Au regard de ce qui précède, il y a lieu de considérer que c'est à juste titre que le premier juge a retenu l'existence d'une disparité dans la situation respective des époux résultant de la rupture du mariage, ouvrant droit au principe d'une prestation compensatoire au profit de l'épouse.
C'est également à juste titre qu'il a considéré que l'âge et de l'état de santé précaire de [Y] [L] ne lui permettent pas de subvenir à ses besoins et qu'il convenait de fixer la prestation compensatoire sous forme de rente viagère indexée.
En revanche, le montant de cette rente viagère sera fixée au vu des revenus et charges de [Z] [R] à la somme de 750 € par mois de sorte que le jugement frappé d'appel sera réformé sur ce point.

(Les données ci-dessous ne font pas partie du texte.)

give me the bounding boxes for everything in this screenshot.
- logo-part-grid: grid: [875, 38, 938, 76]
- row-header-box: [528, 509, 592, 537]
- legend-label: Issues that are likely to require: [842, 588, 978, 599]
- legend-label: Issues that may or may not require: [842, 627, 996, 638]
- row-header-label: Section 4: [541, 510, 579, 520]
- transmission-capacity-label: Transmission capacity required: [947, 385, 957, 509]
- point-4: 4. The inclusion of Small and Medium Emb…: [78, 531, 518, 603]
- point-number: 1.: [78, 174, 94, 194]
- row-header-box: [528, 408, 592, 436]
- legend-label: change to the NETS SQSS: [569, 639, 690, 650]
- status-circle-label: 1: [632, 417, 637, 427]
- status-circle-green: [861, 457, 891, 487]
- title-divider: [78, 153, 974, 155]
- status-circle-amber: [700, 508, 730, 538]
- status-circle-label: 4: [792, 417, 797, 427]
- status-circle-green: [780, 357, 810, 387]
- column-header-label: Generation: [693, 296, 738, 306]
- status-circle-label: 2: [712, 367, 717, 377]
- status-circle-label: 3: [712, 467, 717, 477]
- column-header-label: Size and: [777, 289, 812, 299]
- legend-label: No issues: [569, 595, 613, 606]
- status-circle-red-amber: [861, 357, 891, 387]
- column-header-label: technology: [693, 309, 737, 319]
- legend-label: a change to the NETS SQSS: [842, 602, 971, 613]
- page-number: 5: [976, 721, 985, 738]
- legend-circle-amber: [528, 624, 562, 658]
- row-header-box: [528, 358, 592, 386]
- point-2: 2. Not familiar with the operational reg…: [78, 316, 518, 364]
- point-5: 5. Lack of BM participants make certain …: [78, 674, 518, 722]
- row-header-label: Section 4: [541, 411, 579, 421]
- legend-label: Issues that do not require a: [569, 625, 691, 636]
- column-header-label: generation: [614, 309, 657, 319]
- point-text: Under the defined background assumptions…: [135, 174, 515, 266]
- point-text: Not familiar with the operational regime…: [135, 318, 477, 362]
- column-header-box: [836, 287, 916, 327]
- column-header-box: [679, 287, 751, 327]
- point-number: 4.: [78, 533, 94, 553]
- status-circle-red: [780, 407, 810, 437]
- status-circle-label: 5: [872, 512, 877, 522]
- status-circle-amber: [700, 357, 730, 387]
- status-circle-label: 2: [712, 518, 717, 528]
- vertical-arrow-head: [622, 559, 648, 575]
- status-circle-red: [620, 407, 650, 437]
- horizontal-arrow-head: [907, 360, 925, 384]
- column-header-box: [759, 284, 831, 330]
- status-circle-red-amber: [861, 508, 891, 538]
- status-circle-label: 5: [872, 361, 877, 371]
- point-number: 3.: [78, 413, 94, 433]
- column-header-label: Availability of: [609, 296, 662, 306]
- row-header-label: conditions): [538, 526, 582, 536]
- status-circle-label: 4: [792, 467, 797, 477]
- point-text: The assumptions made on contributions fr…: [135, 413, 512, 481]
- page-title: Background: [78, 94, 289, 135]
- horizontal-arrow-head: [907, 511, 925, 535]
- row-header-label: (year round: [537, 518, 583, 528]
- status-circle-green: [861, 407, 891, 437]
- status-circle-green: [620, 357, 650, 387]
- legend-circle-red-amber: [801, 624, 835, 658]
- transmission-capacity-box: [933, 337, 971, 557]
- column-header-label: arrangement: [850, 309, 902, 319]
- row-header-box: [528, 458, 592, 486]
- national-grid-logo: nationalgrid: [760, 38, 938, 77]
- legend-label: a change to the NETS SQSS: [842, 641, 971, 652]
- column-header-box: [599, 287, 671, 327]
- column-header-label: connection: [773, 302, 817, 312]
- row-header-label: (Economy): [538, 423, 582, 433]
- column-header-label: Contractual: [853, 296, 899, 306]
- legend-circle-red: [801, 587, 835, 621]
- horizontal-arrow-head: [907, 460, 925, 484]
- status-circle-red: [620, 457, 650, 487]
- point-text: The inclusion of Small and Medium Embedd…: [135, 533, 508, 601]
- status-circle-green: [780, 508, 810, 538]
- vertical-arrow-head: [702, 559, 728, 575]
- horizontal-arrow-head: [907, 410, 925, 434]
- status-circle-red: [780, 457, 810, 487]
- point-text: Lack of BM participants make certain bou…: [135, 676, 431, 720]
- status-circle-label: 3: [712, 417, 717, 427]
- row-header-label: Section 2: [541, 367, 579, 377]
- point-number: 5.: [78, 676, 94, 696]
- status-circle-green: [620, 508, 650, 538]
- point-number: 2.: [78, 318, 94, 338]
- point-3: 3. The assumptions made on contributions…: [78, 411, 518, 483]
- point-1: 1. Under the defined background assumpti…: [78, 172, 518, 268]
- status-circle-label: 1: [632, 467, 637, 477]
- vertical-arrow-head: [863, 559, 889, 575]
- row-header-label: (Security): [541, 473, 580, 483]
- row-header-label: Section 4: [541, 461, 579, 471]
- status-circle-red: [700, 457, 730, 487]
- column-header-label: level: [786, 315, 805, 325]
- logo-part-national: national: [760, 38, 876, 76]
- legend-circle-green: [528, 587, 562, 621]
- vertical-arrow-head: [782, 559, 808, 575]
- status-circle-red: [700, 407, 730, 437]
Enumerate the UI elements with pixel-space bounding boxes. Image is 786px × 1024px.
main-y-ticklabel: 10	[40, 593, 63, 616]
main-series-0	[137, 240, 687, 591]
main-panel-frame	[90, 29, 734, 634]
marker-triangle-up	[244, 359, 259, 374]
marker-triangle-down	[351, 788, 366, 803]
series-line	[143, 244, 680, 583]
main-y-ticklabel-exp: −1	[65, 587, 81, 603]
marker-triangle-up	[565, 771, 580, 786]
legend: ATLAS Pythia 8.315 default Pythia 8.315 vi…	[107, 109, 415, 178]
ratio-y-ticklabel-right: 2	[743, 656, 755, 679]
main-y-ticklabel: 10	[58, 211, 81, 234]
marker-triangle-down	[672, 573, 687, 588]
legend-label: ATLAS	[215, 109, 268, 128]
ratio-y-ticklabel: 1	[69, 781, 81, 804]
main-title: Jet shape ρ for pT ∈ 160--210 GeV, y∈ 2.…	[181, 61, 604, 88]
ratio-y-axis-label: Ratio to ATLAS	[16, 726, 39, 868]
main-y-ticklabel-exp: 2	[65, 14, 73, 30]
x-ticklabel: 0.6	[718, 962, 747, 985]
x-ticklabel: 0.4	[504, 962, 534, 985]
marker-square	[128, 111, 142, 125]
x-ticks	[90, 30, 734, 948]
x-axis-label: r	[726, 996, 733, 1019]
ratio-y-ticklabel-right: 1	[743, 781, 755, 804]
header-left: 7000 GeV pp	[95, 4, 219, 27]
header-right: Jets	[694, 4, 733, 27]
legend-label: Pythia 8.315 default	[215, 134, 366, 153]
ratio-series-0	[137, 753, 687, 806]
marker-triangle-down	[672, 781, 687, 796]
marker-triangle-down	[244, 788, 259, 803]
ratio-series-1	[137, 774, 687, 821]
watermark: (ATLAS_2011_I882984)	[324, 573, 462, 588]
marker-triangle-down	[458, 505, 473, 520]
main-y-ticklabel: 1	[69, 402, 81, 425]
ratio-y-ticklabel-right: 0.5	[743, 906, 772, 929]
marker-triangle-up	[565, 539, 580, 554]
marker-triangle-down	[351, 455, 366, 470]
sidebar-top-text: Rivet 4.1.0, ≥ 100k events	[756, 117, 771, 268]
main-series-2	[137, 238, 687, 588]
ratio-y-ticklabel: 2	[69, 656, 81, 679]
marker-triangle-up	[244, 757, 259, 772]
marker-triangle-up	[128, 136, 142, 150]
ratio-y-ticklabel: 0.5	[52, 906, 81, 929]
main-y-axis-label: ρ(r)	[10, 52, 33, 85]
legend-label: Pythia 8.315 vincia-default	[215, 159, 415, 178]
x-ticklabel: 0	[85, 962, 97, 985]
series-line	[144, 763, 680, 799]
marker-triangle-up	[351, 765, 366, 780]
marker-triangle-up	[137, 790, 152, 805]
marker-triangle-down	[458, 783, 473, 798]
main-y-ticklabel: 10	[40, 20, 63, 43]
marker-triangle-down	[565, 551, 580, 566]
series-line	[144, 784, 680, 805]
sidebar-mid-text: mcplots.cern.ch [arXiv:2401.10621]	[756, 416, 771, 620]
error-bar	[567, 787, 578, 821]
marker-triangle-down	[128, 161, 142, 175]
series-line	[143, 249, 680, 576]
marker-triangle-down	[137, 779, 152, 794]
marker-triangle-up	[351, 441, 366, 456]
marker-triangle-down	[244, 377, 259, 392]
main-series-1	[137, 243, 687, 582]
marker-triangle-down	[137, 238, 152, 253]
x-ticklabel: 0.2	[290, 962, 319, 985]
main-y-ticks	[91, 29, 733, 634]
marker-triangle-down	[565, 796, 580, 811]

Sur les demandes accessoires
[Z] [R] qui succombe, supportera la charge des dépens conformément aux dispositions de l'article 696 du code de procédure civile.
PAR CES MOTIFS
La cour, statuant publiquement, contradictoirement, après débats hors la présence du public,
Déclare l'appel recevable;
Confirme la décision entreprise sauf sur le montant de la prestation compensatoire;
Statuant à nouveau de ce chef,
Fixe le montant de la rente viagère que [Z] [R] devra verser à [Y] [L] à titre de prestation compensatoire à la somme de 750 € par mois.
Condamne [Z] [R] aux dépens de l'instance d'appel.